Adverse Childhood Experiences Legislation

May 11, 2017|1:24 p.m.| KT Kramer

Adverse childhood experiences (ACEs) broadly describes abuse, neglect, and other traumatic events that occur in an individual’s life before the age of 18. An ever-growing body of research finds that individuals with a history of ACEs suffer long-term, serious, and negative health outcomes, ranging from heart attacks to increased rates of diabetes. In fact, one study found that on average, an individual who experienced six or more ACEs will die 20 years before an individual who hasn’t.

State and territorial policymakers play a key role in preventing ACEs and mitigating the impact of ACEs when they do occur. In 2011, Washington became the first state to enact legislation that referred to ACEs. The law required a multi-sector stakeholder planning group to identify ways to reduce and prevent ACEs. In 2013, New Mexico defined “home visiting” as “a program strategy that…is designed to promote child well-being and prevent adverse childhood experiences,” and Oregon specified that the community health improvement plans developed by coordinated care organizations must be based on research that included ACEs. In 2014, Arizona began requiring the department of child safety to provide “impact and intervention practices related to adverse childhood experiences” to its child welfare investigators and child safety workers. Both Minnesota and Vermont included ACEs in 2015 legislation.

Minnesota expanded children’s mental health grants to include training for “parents, collaborative partners and mental health providers on the impact of adverse childhood experiences” and developed a website “to share information and strategies to promote resilience and prevent trauma.” As part of Vermont’s proposed all-payer redesign, the “extent to which the [accountable care organization] ACO provides incentives for preventing and addressing the impacts of adverse childhood experiences and other traumas” is one of the factors to consider when “reviewing, modifying, and approving the budgets of ACOs.” Most recently, Washington, D.C. tasked the Criminal Justice Coordinating Council with looking at the causes of youth crime by assessing the prevalence of ACEs.

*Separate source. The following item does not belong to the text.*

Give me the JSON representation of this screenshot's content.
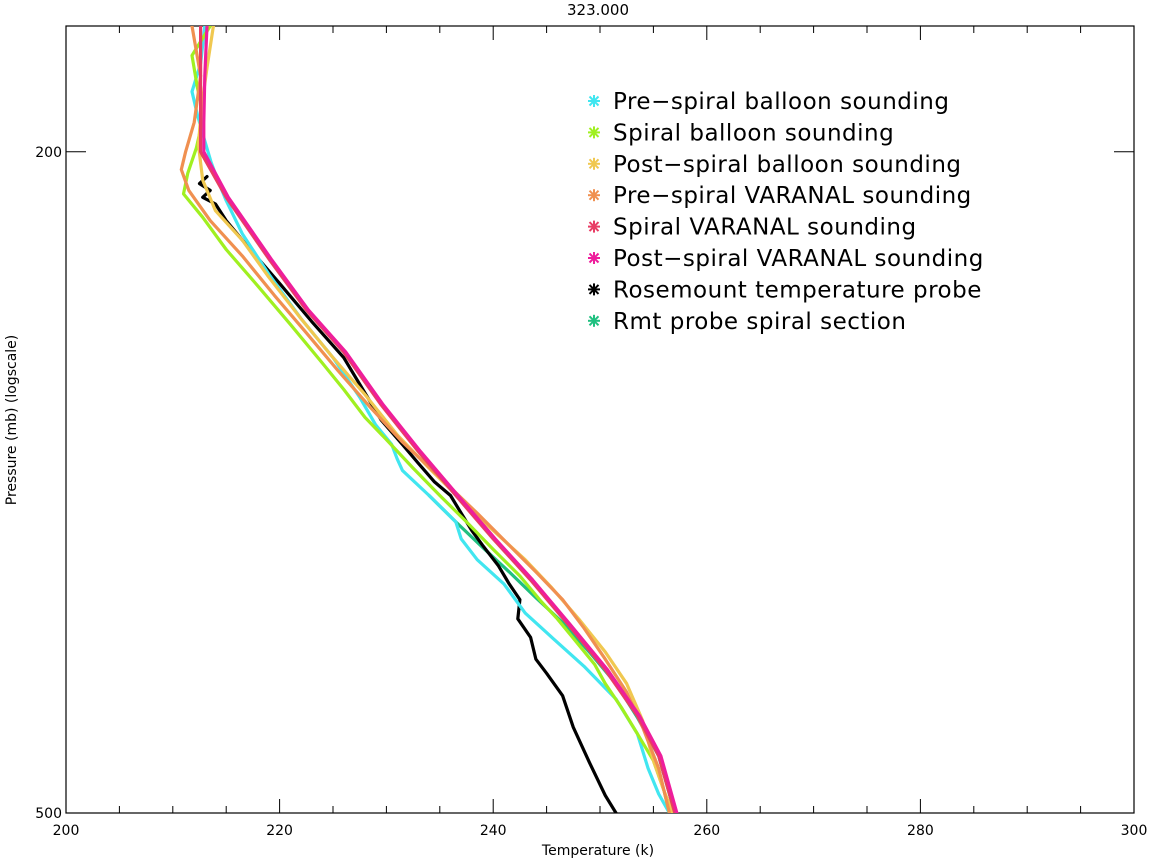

ASTHO is tracking bills and resolutions from 10 states that include ACEs language. Legislatures in Alaska (HCR 2), Hawaii (HCR 2017 132/HR 2017 82/SCR 2017 136/SR 2017 57), Illinois (HR 304/SR 489), and Virginia (HJ 652/SJ 263) introduced resolutions urging a coordinated, state-wide response to address ACEs. California (AB 11) is proposing a grant program to support a systems-approach to provide support to children who experience ACEs. Missouri (HB 1175), New York (AB 3427), and Texas (HB 4083) seek to leverage ACEs screening processes to assess health risks. New York’s legislation (AB 3424) establishes a multi-sector task force to identify solutions to reduce exposure to ACEs, which includes members appointed by the legislative and executive branches. Vermont has several bills (H 281/H 508/S 90) that include policies such as dedicated staffing to support ACEs efforts, expanded home visiting programs, task forces and committees to assess current policies and recommend improvements, as well as incorporating ACEs screening into primary care. Finally, in Washington state, a bill (HB 1639) creates a pilot program to provide trauma-informed care at child care facilities and requires pilot sites to reserve “at least fifty percent of their slots for children who have experienced an adverse childhood experience.”

Supporting environments where children and families can thrive is vital to improving the health and well-being of communities across the states and territories. Advancing targeted policies to address ACEs is one way for policymakers to achieve this end, and ASTHO remains dedicated to tracking this legislation.